Es gibt keine «Sammelklagen light»: Ein Blick ins europäische Ausland zeigt, dass sich die wirklichen Nachteile von diesen Instrumenten nicht beheben lassen. In allen Ländern, in denen sich Klagen gegen Unternehmen wirtschaftlich lohnen (darunter wäre auch die Schweiz), hatte die Einführung von Sammelklage-Instrumenten unmittelbar die Ansiedlung und ständige Ausweitung einer professionellen «Klageindustrie» zur Folge.

 

>> Der Bundesrat hat in seiner Botschaft wesentliche Punkte nicht berücksichtigt.

Diese sind i) eine rechtsvergleichende Analyse, welche auch die negativen Auswirkungen vergleichbarer Instrumente in der EU berücksichtigt, ii) eine Berücksichtigung der neuen technologischen Möglichkeiten zur effizienten Geltendmachung von Forderungen, iii) eine seriöse Regulierungsfolgenabschätzung sowie iv) die Prüfung alternativer Streitbeilegungs-Instrumente: Sammelklagen sind ausschliesslich für die Prozessvertreter lukrativ.
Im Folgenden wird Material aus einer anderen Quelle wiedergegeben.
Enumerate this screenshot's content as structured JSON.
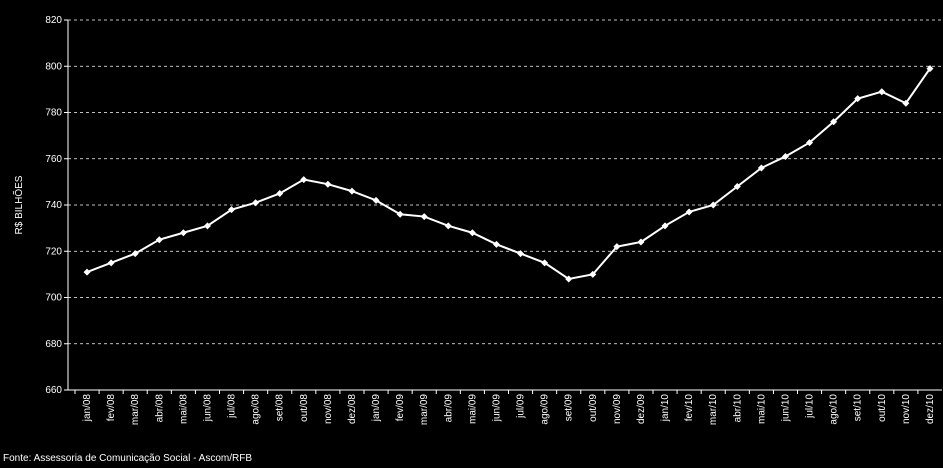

Für die Geschädigten sind sie ineffizient, ihnen kommen bestenfalls geringfügige Entschädigungen zu, weshalb Alternativen zwingend geprüft werden müssen.

 

>> Nach dem Willen des Bundesrates soll die Verbandsklage in zivilprozessrechtlichen Angelegenheiten massiv ausgebaut werden

Der Bundesrat sieht in seinem Vorschlag vor, dass auch Opt-out-Vergleiche künftig möglich sein sollen, die alle potenziell Geschädigten einschliessen. Auch ausländische Organisationen sind ohne weiteres zu Klagen in der Schweiz zugelassen. Forderungen aus der ganzen Welt können damit konzentriert vor einem Schweizer Gericht geltend gemacht werden. Zudem soll die Schweizer Verbandsklage in sämtlichen Rechtsgebieten möglich sein. Die Kombination von Verbandsklagen auf Schadenersatz und Gruppenvergleich ermöglicht es, bereits vor der eigentlichen Klage massiv Druck gegen ins Visier genommene Unternehmen aufzubauen. Nicht selten dürfte solch ein Druck zur Leistung einer entsprechenden Vergleichszahlung führen. Damit wären alle Voraussetzungen für ein bislang primär aus den USA bekanntes Vorgehen gegeben, nämlich den Beklagten durch die Schaffung hoher Prozess- und Reputationsrisiken zur Annahme des Vergleichs zu zwingen.

Es besteht keine Dringlichkeit. Die Qualität des Schweizer Rechtssystems ist bereits heute im internationalen Vergleich überdurchschnittlich. Die laufende und noch nicht abgeschlossene ZPO-Revision (Geschäft 20.026) wird eine weitere Verbesserung des Zugangs zum Gericht zur Folge haben (beispielsweise über Senkung der Kostenschranken und eine Vereinfachung der Verfahrenskoordination). Bereits unter geltendem Recht können Betroffene ihre Ersatzansprüche für Massen- oder Streuschäden geltend machen, auch bei kleinen Schäden. Die Fortschritte der Technik, gerade auch im Bereich «Legal Tech», werden die diesbezüglichen Möglichkeiten für Konsumentinnen und Konsumenten erweitern.

Wir danken Ihnen, wenn Sie unseren Anliegen Rechnung tragen. Gerne stehen wir Ihnen für weitere Ausführungen zur Verfügung.